Selon le signataire de la motion, plus de cinquante députés auraient déjà apposé leur signature en soutien à cette démarche parlementaire, traduisant une contestation grandissante au sein de l’hémicycle.
Une dénonciation de la dégradation sécuritaire
Au cœur de cette initiative, le député dénonce une « gestion inefficace » de la situation sécuritaire en République démocratique du Congo, marquée par une recrudescence des actes criminels, notamment dans la capitale Kinshasa et d’autres grandes villes du pays.
Il estime que cette insécurité persistante met en évidence des dysfonctionnements dans la coordination des services de sécurité et une réponse insuffisante des autorités face aux attentes de la population.

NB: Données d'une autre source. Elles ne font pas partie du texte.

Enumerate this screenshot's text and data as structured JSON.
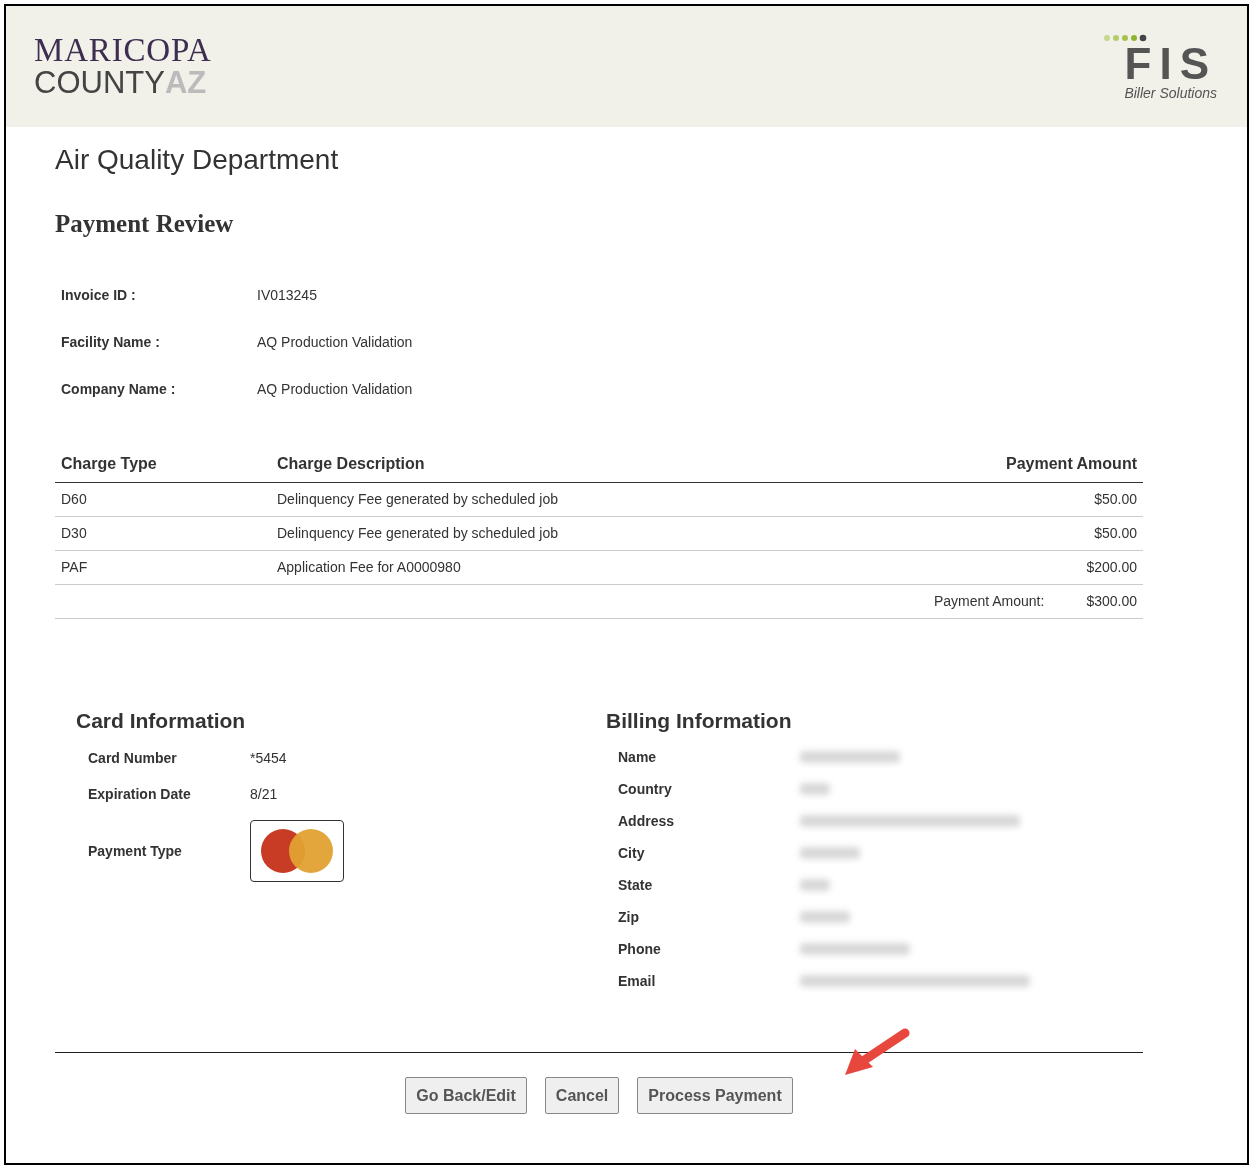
{
  "header": {
    "county_logo": {
      "line1": "MARICOPA",
      "line2": "COUNTY",
      "suffix": "AZ"
    },
    "vendor_logo": {
      "mark": "FIS",
      "tagline": "Biller Solutions"
    }
  },
  "department": "Air Quality Department",
  "title": "Payment Review",
  "summary": [
    {
      "label": "Invoice ID :",
      "value": "IV013245"
    },
    {
      "label": "Facility Name :",
      "value": "AQ Production Validation"
    },
    {
      "label": "Company Name :",
      "value": "AQ Production Validation"
    }
  ],
  "table": {
    "columns": [
      "Charge Type",
      "Charge Description",
      "Payment Amount"
    ],
    "rows": [
      [
        "D60",
        "Delinquency Fee generated by scheduled job",
        "$50.00"
      ],
      [
        "D30",
        "Delinquency Fee generated by scheduled job",
        "$50.00"
      ],
      [
        "PAF",
        "Application Fee for A0000980",
        "$200.00"
      ]
    ],
    "total": {
      "label": "Payment Amount:",
      "value": "$300.00"
    }
  },
  "card": {
    "title": "Card Information",
    "fields": [
      {
        "label": "Card Number",
        "value": "*5454"
      },
      {
        "label": "Expiration Date",
        "value": "8/21"
      }
    ],
    "payment_type_label": "Payment Type"
  },
  "billing": {
    "title": "Billing Information",
    "fields": [
      "Name",
      "Country",
      "Address",
      "City",
      "State",
      "Zip",
      "Phone",
      "Email"
    ]
  },
  "buttons": [
    "Go Back/Edit",
    "Cancel",
    "Process Payment"
  ]
}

Évoquant plusieurs cas récents d’enlèvements et d’assassinats, le député a rappelé notamment la mort d’un journaliste de la RTNC ainsi que celle d’un médecin, présentés comme des exemples illustrant la gravité de la situation.
Une interpellation directe du gouvernement
S’exprimant avec fermeté, Laddy Yangotikala a dénoncé la peur grandissante des citoyens dans leurs déplacements quotidiens : « Il y a des braquages à main armée en pleine journée… Le peuple a besoin de circuler librement, mais aujourd’hui il ne sait plus se mouvoir sans peur dans la ville de Kinshasa. »
Il a également mis en cause l’efficacité des enquêtes et des poursuites judiciaires engagées contre les auteurs présumés de ces actes criminels, estimant que les résultats restent insuffisants.
Dans son intervention, il a appelé le vice-Premier ministre à prendre ses responsabilités, allant jusqu’à lui demander de remettre sa démission dans un délai de 48 heures.
Une procédure parlementaire engagée
Conformément au règlement intérieur de l’Assemblée nationale, la motion de défiance devra être examinée en plénière. Les députés seront ensuite appelés à se prononcer par vote sur le maintien ou non de Jacquemain Shabani à son poste.
Le débat s’annonce particulièrement suivi, dans un contexte politique marqué par de fortes attentes de la population en matière de sécurité publique.